Since 2002, Zagano has taught at Hofstra University in Hempstead, New York, where she is senior research associate-in-residence and adjunct professor of religion. In 2005 she held a visiting professorship at the Yale Divinity School in New Haven, Connecticut. In 2009, she was a Fulbright Fellow at the University of Limerick's Mary Immaculate College in Limerick, Ireland, where she was a lecturer. In 2015 she was a Fulbright Senior Specialist at the Waterford Institute of Technology, in Waterford, Ireland.

Zagano's scholarship and work as a theologian has been recognized by both awards and critical engagement. She received "Layperson of the Year" award from Voice of the Faithful in 2012. She received the Isaac Hecker Award for Social Justice from the Paulist Center of Boston in 2014. Two years later, in 2016, Pope Francis appointed Zagano to the Papal Study Commission on the Women's Diaconate. Prior to disputing with her ideas, Crisis Magazine described Zagano as "one of the most high-ranking feminists in the Catholic Church" in 2019.

Zagano's career also includes over 30 years as public affairs office in the U.S. Navy Reserve. She retired from the Navy Reserve at the rank of Commander.

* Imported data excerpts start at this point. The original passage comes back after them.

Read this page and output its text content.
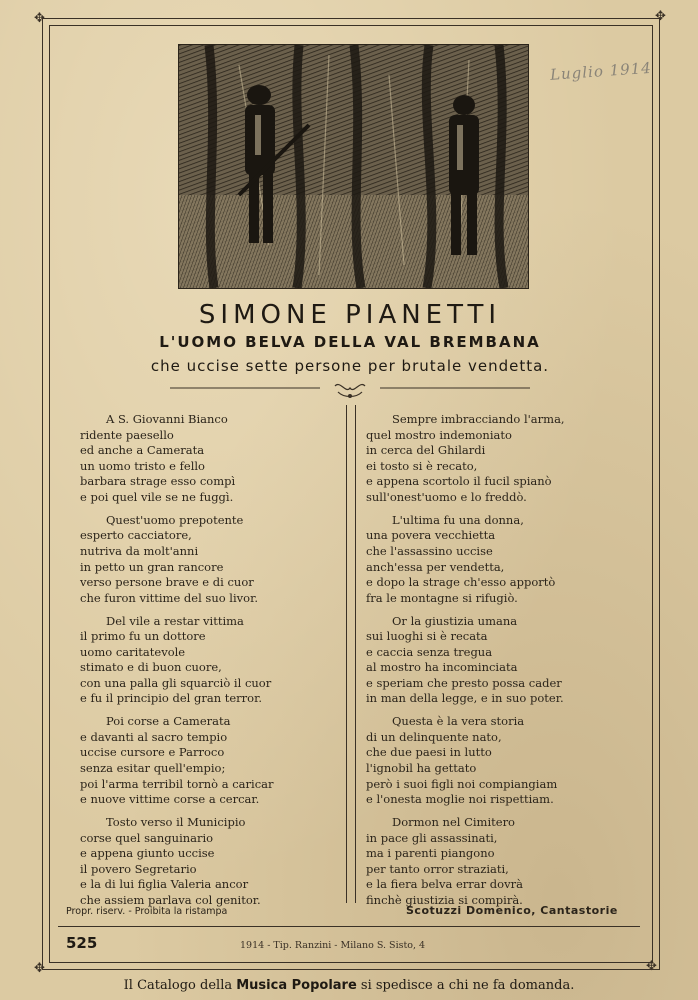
✥	✥
✥	✥
Luglio 1914
SIMONE PIANETTI
L'UOMO BELVA DELLA VAL BREMBANA
che uccise sette persone per brutale vendetta.
A S. Giovanni Bianco
ridente paesello
ed anche a Camerata
un uomo tristo e fello
barbara strage esso compì
e poi quel vile se ne fuggì.
Quest'uomo prepotente
esperto cacciatore,
nutriva da molt'anni
in petto un gran rancore
verso persone brave e di cuor
che furon vittime del suo livor.
Del vile a restar vittima
il primo fu un dottore
uomo caritatevole
stimato e di buon cuore,
con una palla gli squarciò il cuor
e fu il principio del gran terror.
Poi corse a Camerata
e davanti al sacro tempio
uccise cursore e Parroco
senza esitar quell'empio;
poi l'arma terribil tornò a caricar
e nuove vittime corse a cercar.
Tosto verso il Municipio
corse quel sanguinario
e appena giunto uccise
il povero Segretario
e la di lui figlia Valeria ancor
che assiem parlava col genitor.
Sempre imbracciando l'arma,
quel mostro indemoniato
in cerca del Ghilardi
ei tosto si è recato,
e appena scortolo il fucil spianò
sull'onest'uomo e lo freddò.
L'ultima fu una donna,
una povera vecchietta
che l'assassino uccise
anch'essa per vendetta,
e dopo la strage ch'esso apportò
fra le montagne si rifugiò.
Or la giustizia umana
sui luoghi si è recata
e caccia senza tregua
al mostro ha incominciata
e speriam che presto possa cader
in man della legge, e in suo poter.
Questa è la vera storia
di un delinquente nato,
che due paesi in lutto
l'ignobil ha gettato
però i suoi figli noi compiangiam
e l'onesta moglie noi rispettiam.
Dormon nel Cimitero
in pace gli assassinati,
ma i parenti piangono
per tanto orror straziati,
e la fiera belva errar dovrà
finchè giustizia si compirà.
Propr. riserv. - Proibita la ristampa	Scotuzzi Domenico, Cantastorie
525	1914 - Tip. Ranzini - Milano S. Sisto, 4
Il Catalogo della Musica Popolare si spedisce a chi ne fa domanda.
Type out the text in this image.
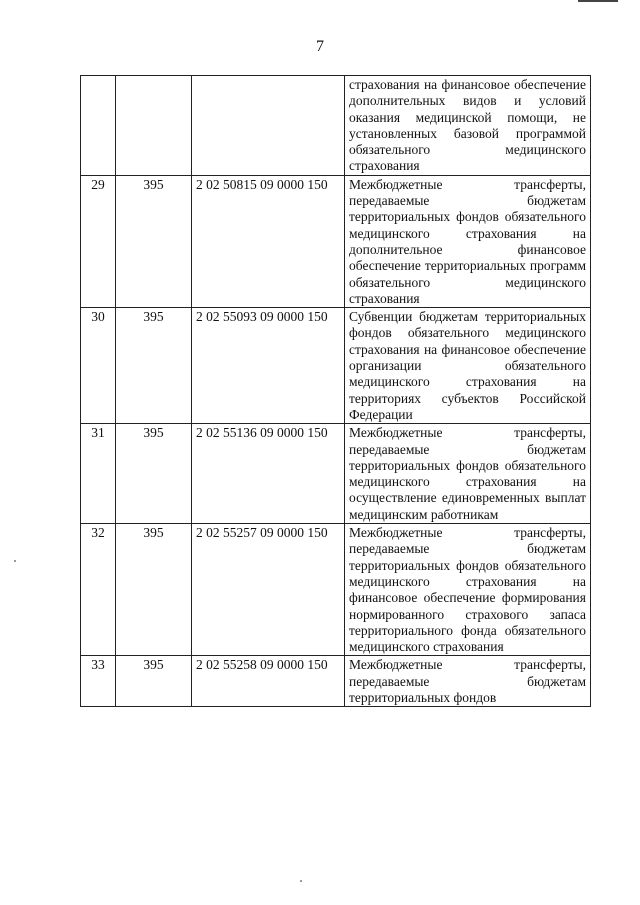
7
			страхования на финансовое обеспечение дополнительных видов и условий оказания медицинской помощи, не установленных базовой программой обязательного медицинского страхования
29	395	2 02 50815 09 0000 150	Межбюджетные трансферты, передаваемые бюджетам территориальных фондов обязательного медицинского страхования на дополнительное финансовое обеспечение территориальных программ обязательного медицинского страхования
30	395	2 02 55093 09 0000 150	Субвенции бюджетам территориальных фондов обязательного медицинского страхования на финансовое обеспечение организации обязательного медицинского страхования на территориях субъектов Российской Федерации
31	395	2 02 55136 09 0000 150	Межбюджетные трансферты, передаваемые бюджетам территориальных фондов обязательного медицинского страхования на осуществление единовременных выплат медицинским работникам
32	395	2 02 55257 09 0000 150	Межбюджетные трансферты, передаваемые бюджетам территориальных фондов обязательного медицинского страхования на финансовое обеспечение формирования нормированного страхового запаса территориального фонда обязательного медицинского страхования
33	395	2 02 55258 09 0000 150	Межбюджетные трансферты, передаваемые бюджетам территориальных фондов
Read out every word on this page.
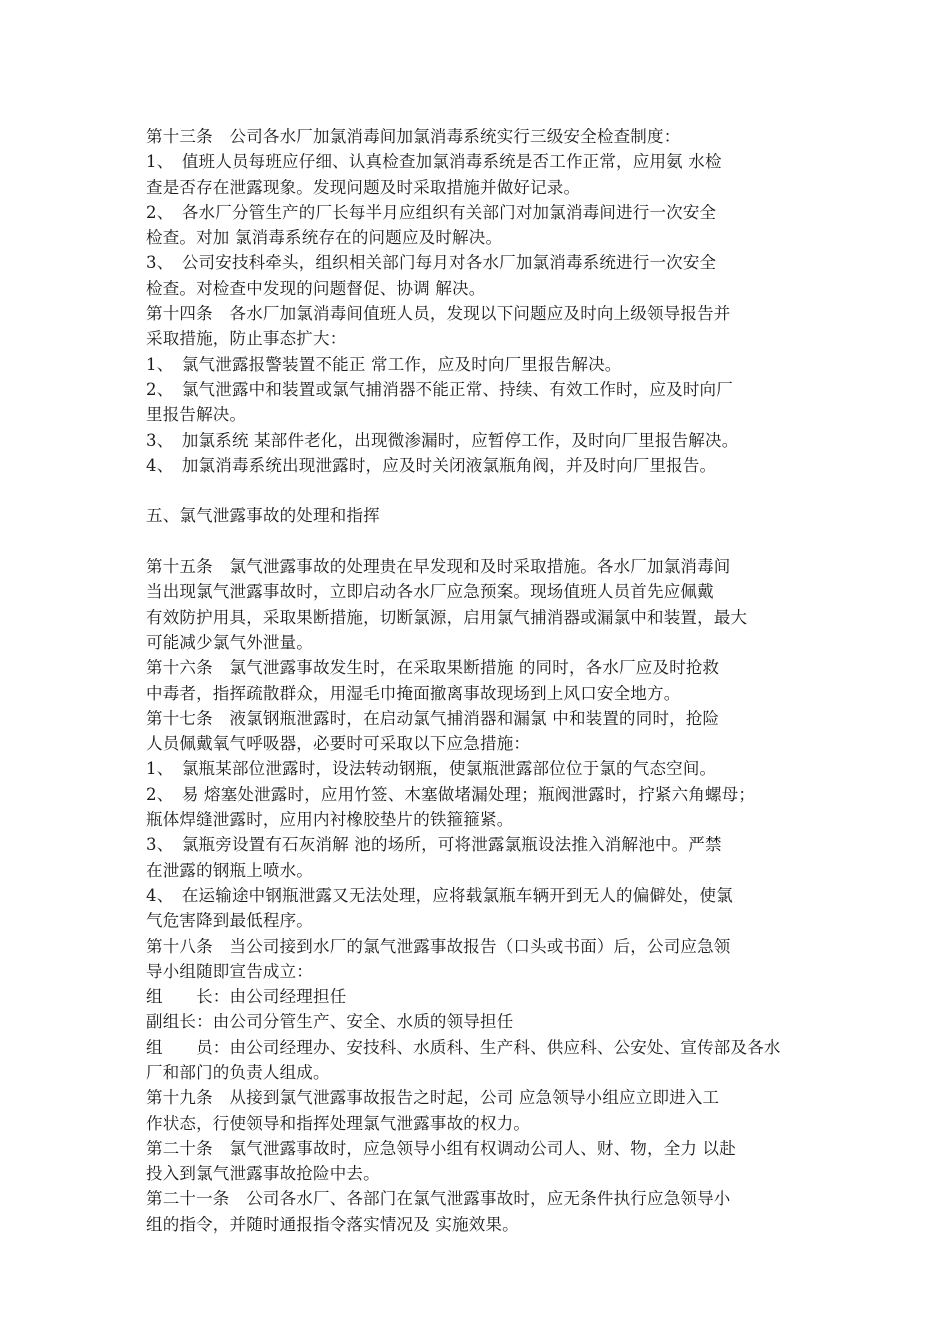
第十三条　公司各水厂加氯消毒间加氯消毒系统实行三级安全检查制度：
1、　值班人员每班应仔细、认真检查加氯消毒系统是否工作正常，应用氨 水检
查是否存在泄露现象。发现问题及时采取措施并做好记录。
2、　各水厂分管生产的厂长每半月应组织有关部门对加氯消毒间进行一次安全
检查。对加 氯消毒系统存在的问题应及时解决。
3、　公司安技科牵头，组织相关部门每月对各水厂加氯消毒系统进行一次安全
检查。对检查中发现的问题督促、协调 解决。
第十四条　各水厂加氯消毒间值班人员，发现以下问题应及时向上级领导报告并
采取措施，防止事态扩大：
1、　氯气泄露报警装置不能正 常工作，应及时向厂里报告解决。
2、　氯气泄露中和装置或氯气捕消器不能正常、持续、有效工作时，应及时向厂
里报告解决。
3、　加氯系统 某部件老化，出现微渗漏时，应暂停工作，及时向厂里报告解决。
4、　加氯消毒系统出现泄露时，应及时关闭液氯瓶角阀，并及时向厂里报告。
五、氯气泄露事故的处理和指挥
第十五条　氯气泄露事故的处理贵在早发现和及时采取措施。各水厂加氯消毒间
当出现氯气泄露事故时，立即启动各水厂应急预案。现场值班人员首先应佩戴
有效防护用具，采取果断措施，切断氯源，启用氯气捕消器或漏氯中和装置，最大
可能减少氯气外泄量。
第十六条　氯气泄露事故发生时，在采取果断措施 的同时，各水厂应及时抢救
中毒者，指挥疏散群众，用湿毛巾掩面撤离事故现场到上风口安全地方。
第十七条　液氯钢瓶泄露时，在启动氯气捕消器和漏氯 中和装置的同时，抢险
人员佩戴氧气呼吸器，必要时可采取以下应急措施：
1、　氯瓶某部位泄露时，设法转动钢瓶，使氯瓶泄露部位位于氯的气态空间。
2、　易 熔塞处泄露时，应用竹签、木塞做堵漏处理；瓶阀泄露时，拧紧六角螺母；
瓶体焊缝泄露时，应用内衬橡胶垫片的铁箍箍紧。
3、　氯瓶旁设置有石灰消解 池的场所，可将泄露氯瓶设法推入消解池中。严禁
在泄露的钢瓶上喷水。
4、　在运输途中钢瓶泄露又无法处理，应将载氯瓶车辆开到无人的偏僻处，使氯
气危害降到最低程序。
第十八条　当公司接到水厂的氯气泄露事故报告（口头或书面）后，公司应急领
导小组随即宣告成立：
组　　长：由公司经理担任
副组长：由公司分管生产、安全、水质的领导担任
组　　员：由公司经理办、安技科、水质科、生产科、供应科、公安处、宣传部及各水
厂和部门的负责人组成。
第十九条　从接到氯气泄露事故报告之时起，公司 应急领导小组应立即进入工
作状态，行使领导和指挥处理氯气泄露事故的权力。
第二十条　氯气泄露事故时，应急领导小组有权调动公司人、财、物，全力 以赴
投入到氯气泄露事故抢险中去。
第二十一条　公司各水厂、各部门在氯气泄露事故时，应无条件执行应急领导小
组的指令，并随时通报指令落实情况及 实施效果。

Beginning in 2008, she has regularly donated her papers to the Women and Leadership Archives of Loyola University Chicago.

==Publications==

Zagano's publications include:
- Woman to Woman: An Anthology of Women's Spiritualities, 1993, editor. ISBN 9780814650257.
- On Prayer: A Letter to My Godson, 1994. ISBN 9780764807954.
- Ita Ford: Missionary Martyr, 1996. ISBN 9780809136636.
- The Exercise of the Primacy: Continuing the Dialogue, 1998, co-editor. ISBN 9780824517441.
- Things New and Old: Essays on the Theology of Elizabeth A. Johnson, 1999, co-editor.
- Twentieth-Century Apostles: Christian Spirituality in Action, 1999.
- Holy Saturday: An Argument for the Restoration of the Female Diaconate in the Catholic Church, 2000; Catholic Press Association Book Award; 2002 College Theology Society Book Award. ISBN 978-0-8245-2163-9
- Dorothy Day, 2003, editor.
- Called to Serve: A Spirituality for Deacons, 2004.
- The Dominican Tradition: Spirituality in History, 2006, co-editor.
- Women & Catholicism: Gender, Communion, and Authority, 2011; Catholic Press Association Book Award in category B15, "Gender issues".
- Women Deacons: Past, Present, Future, 2011, with Gary Macy and William T. Ditewig.
- Women in Ministry: Emerging Questions about the Diaconate, 2012.
- Mysticism and the Spiritual Quest: A Crosscultural Anthology, 2013.
- Ordination of Women to the Diaconate in the Eastern Churches: Essays by Cipriano Vagaggini, 2013, editor and translator.
- Sacred Silence: Daily Meditations for Lent, 2014, 2024.
- In the Image of Christ: Essays on Being Catholic and Female, 2015.
- Women Deacons? Essays with Answers, 2016, editor and translator. Catholic Press Association Book Award in category B15, "Gender issues".
- The Light of the World: Daily Meditations for Advent, 2016.
- Women: Icons of Christ, 2020, Catholic Media Association Book Award for 2021 in Gender Issues-Inclusion in the Church category
- Elizabeth Visits the Abbey, 2022
- Just Church: Catholic Social Teaching, Synodality, and Women, 2023.